Am 17. Mai kann man ab 20:00 Uhr die erste deutsche Poetry Slam Boygroup “SMAAT” in der Dresdner Groove Station erleben. SMAAT, das sind Sebastian 23, Lars Ruppel, Gabriel Vetter und Felix Römer. Vier der erfolgreichsten Slam-Poeten des deutschsprachigen Raumes sind wieder unterwegs, um dem romantischen Groschenroman live Paroli zu bieten. Mit dem neuen Programm “Wo wohnt die Zärtlichkeit?” dichten und performen SMAAT im Team, manchmal alleine, singen und tanzen, formieren sich zu Pyramiden, konstruieren Poesie-Maschinen, erzählen vom dunklen Overlord, schmeißen Kühe gegen Resonanzkörper, und dementieren durch den Abend 50 Gerüchte mit 100 Gegenargumenten. Fast wie Take That, nur mit dem Unterschied, dass die Fans noch leben. Oder, wie die Süddeutsche Zeitung meint: “Hochseetauglich!”

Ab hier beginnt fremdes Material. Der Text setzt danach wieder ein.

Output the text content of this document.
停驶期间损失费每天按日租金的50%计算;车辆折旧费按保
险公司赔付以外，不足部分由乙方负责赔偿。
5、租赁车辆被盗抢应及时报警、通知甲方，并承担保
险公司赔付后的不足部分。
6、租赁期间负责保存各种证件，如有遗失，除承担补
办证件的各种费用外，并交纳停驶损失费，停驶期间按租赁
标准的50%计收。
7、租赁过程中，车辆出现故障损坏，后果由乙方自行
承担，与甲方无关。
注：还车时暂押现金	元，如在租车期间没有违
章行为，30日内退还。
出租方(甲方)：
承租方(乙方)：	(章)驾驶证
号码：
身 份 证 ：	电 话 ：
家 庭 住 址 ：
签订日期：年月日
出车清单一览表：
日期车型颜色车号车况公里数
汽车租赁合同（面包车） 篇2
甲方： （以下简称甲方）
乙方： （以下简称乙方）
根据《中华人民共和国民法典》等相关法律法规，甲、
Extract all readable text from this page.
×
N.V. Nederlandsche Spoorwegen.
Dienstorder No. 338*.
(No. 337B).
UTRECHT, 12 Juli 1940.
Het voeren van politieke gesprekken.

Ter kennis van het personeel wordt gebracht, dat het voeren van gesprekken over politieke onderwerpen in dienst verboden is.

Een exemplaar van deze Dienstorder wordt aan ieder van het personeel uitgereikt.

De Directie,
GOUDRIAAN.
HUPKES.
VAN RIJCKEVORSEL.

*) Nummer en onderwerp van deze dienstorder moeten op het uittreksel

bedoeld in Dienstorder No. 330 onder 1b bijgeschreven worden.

Zwei Events zum Preis von einem kann man am kommenden Donnerstag (08. Mai) in der Dresdner scheune erleben:
Um 20:00 Uhr entert die Augsburger Poetin und Songwriterin Lydia Daher die Bühne. Sie liest aus ihrem Gedichtband „Kein Tamtam für diesen Tag“ und wird, da sie ja im Nebenberuf auch „lässige One-Woman-Band“ ist, den einen oder anderen Song aus ihrem Album „Lydia Daher“ (Trikont) vortragen. „Lydia Daher ist Bewohnerin eines kleinen gallischen Dorfs, das der harten Realität erfolgreich Widerstand leistet.“ Die Zeit
Um 21:00 Uhr folgt dann – wie immer am zweiten Donnerstag des Monats – die Dresdner Lesebühne Sax Royal. Die Stammautoren Michael Bittner, Julius Fischer, Roman Israel, Max Rademann und Stefan Seyfarth präsentieren ihre neuesten Geschichten, Gedichte und Songs. Ein literarisches Programm zwischen tiefem Sinn und hoher Komik. Als besonderes Abschiedsgeschenk vor der Sommerpause gibt’s einen brandneuen Film – Hauptrolle: Julius Fischer.
Zum Leipziger Slam am 04.05. kommen zwei ohne Umsteigen mit dem Zug aus Kiel. Da hätten wir einerseits den Kieler Slammaster und letztjährigen National-Halbfinalisten Björn Högsdal, Vater der Künstlerplattform AssembleArt und Autor absurdhumoriger Kurztexte. Außerdem wird uns ein U20-Finalist des Jahres 2007 beehren, Jasper Diedrichsen, ein 17-jähriges großes Talent, ebenfalls aus der Kieler Ecke, der durch Poesie und skurrile Einfälle eine Mischung zusammenakkumuliert, die die Zuschauer verzaubert. Oder so. Die Frage ist also nicht: Hingehen? Sondern: Warum wegbleiben?
Ebenfalls auf der Bühne die alten und neuen Helden Leipzigs, wie gewohnt schräg und gerade, traurig und lustig, wie es ihnen beliebt.
Ort: Ilses Erika. Einlass ist wie immer ab 21 Uhr.